Elle dit vouloir mourir. Sur les photographies diffusées par les médias, une femme fragile pose. Défigurée par une tumeur, elle regarde l'objectif. Quelques centimètres de son visage ont été épargnés. Le reste n'est plus que boursouflure monstrueuse.
Chantal Sébire a 52 ans. Elle a déposé une requête auprès du président du tribunal de grande instance de Dijon pour pouvoir « terminer sa vie dans le respect de sa dignité ». Elle souffre trop et attend de la justice qu'elle autorise un médecin à lui administrer la dose médicamenteuse qui la soulagera définitivement.
Nicolas Sarkozy, destinataire d'un courrier douloureux, a raisonnablement confié à des médecins de hauts niveau le soin de vérifier si toutes les ressources de la médecines étaient épuisées.
Sur son blog, l'ex secrétaire national UMP, Jean-Luc Roméro raconte le combat de Chantal Sébire :
« En attendant, Chantal souffre de plus en plus.

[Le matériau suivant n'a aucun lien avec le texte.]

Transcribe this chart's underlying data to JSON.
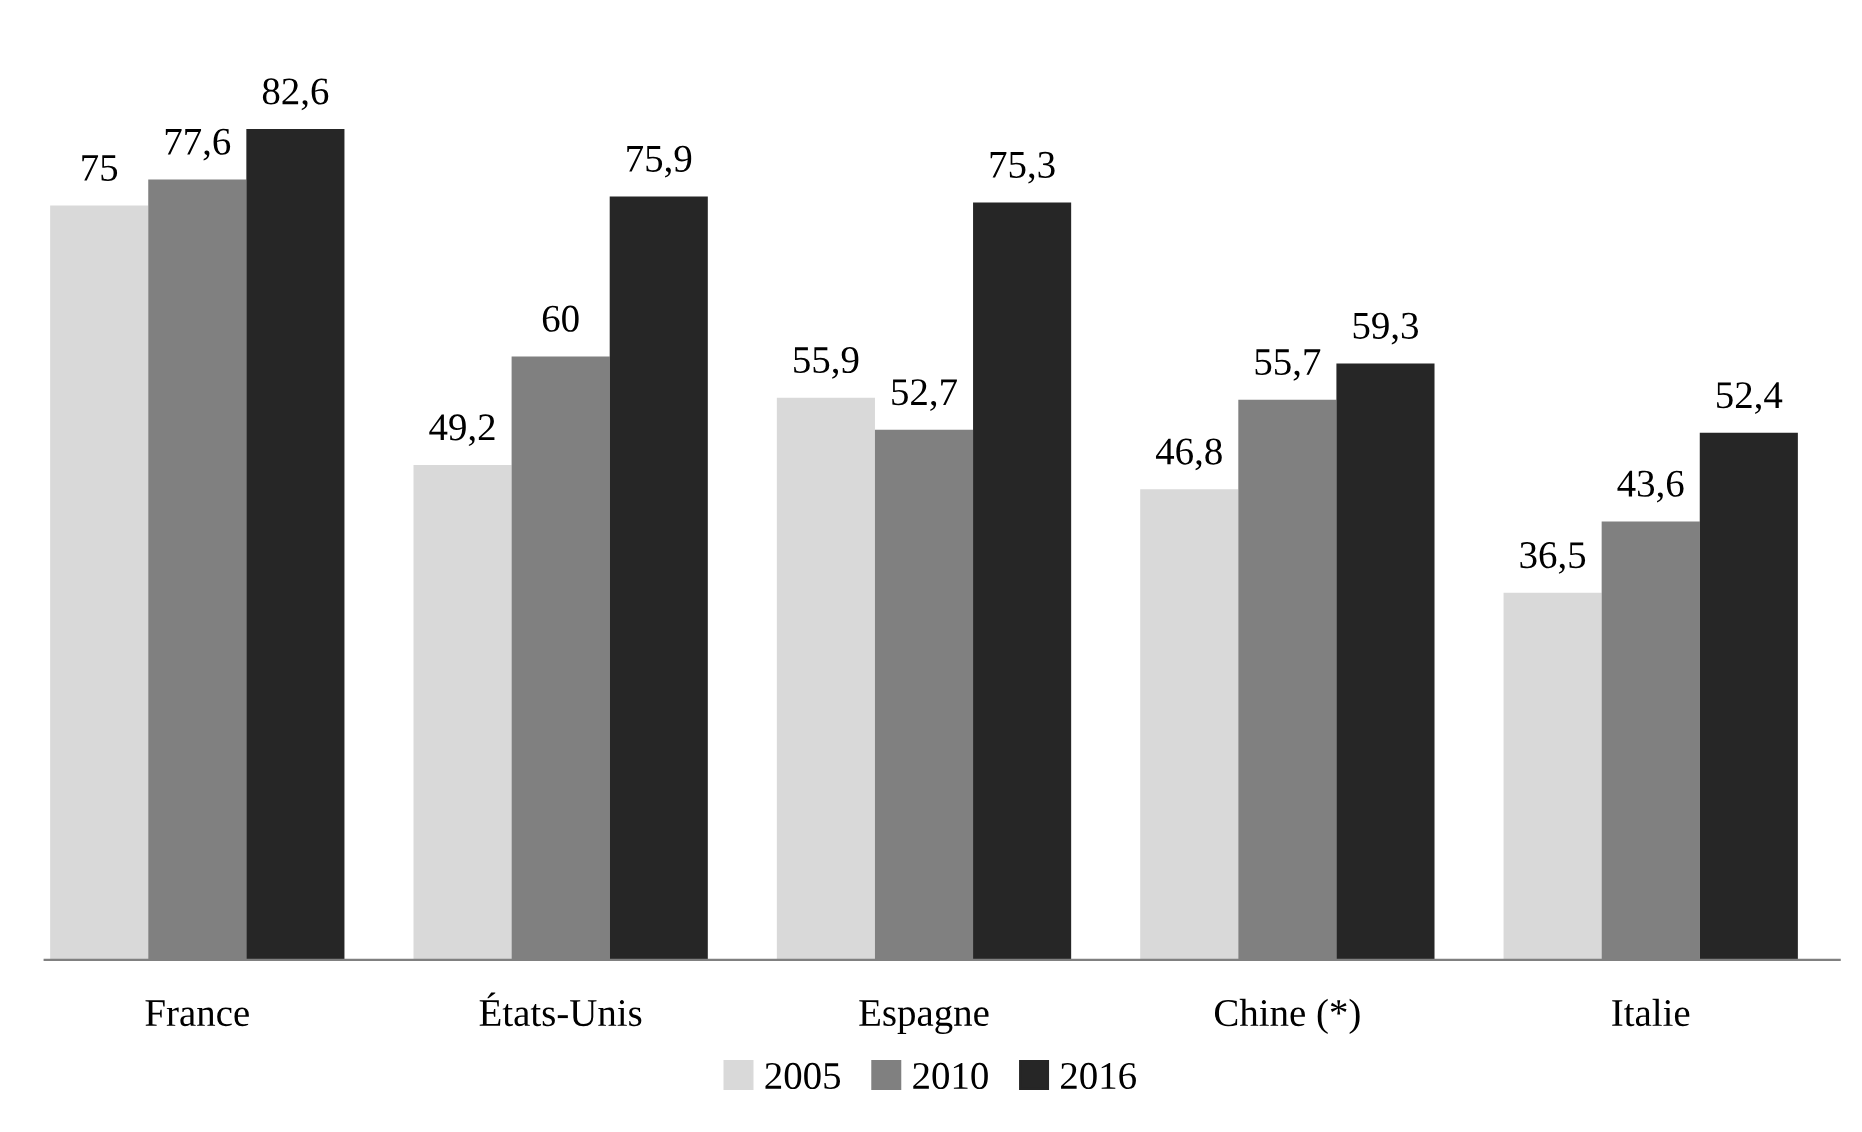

Alors que je l'ai vu vendredi dernier, j'ai été frappé hier par la violence de ses douleurs. Alors que j'ai tant envie d'arrêter bien des combats inutiles, et me replier sur ma petite vie sans intérêt, son combat, son humour, sa générosité me bouleversent et m'obligent à agir à ses côtés pour qu'elle obtienne enfin le soulagement.“Cette femme diffuse un amour incroyable et c'est pourquoi il faut lui obtenir ce geste d'amour qu'elle réclame. Pour elle. Pour les siens.”
Jean-Luc Roméro renvoit à la lecture de l'argumentaire de l'avocat Gilles Antonowicz.
Gilles Devers, également avocat, clarifie d'emblée le débat : “Mourir n'est pas un droit”. Si, pénalement, se suicider n'est pas répréhensible, aider quelqu'un à mourir est puni par la loi car considéré comme un assassinat. Reste la question des soins palliatifs :
“Le législateur a confirmé les pratiques par la loi du 22 avril 2005 dont on retrouve les termes dans le Code de la santé publique aux articles L 1111-10 et suivants.‘Cette loi reprend les principes les plus anciens de la déontologie médicale : le médecin ne peut pas provoquer directement la mort ; en revanche et face aux situations difficiles, il doit conserver une attitude thérapeutique, c'est-à-dire agir là où il peut être efficace ; et lorsque le traitement direct de la maladie devient inefficace, il s'oriente vers le relationnel et la prise en charge de la douleur.’
Maître Devers rappelle alors un cas antérieur à celui de Chantal Sébire, celui de Diane Pretty : ‘Celle-ci demandait également l'autorisation que soit pratiqué un geste euthanasique. La Cour européenne des droits de l'homme avait rejeté cette demande.’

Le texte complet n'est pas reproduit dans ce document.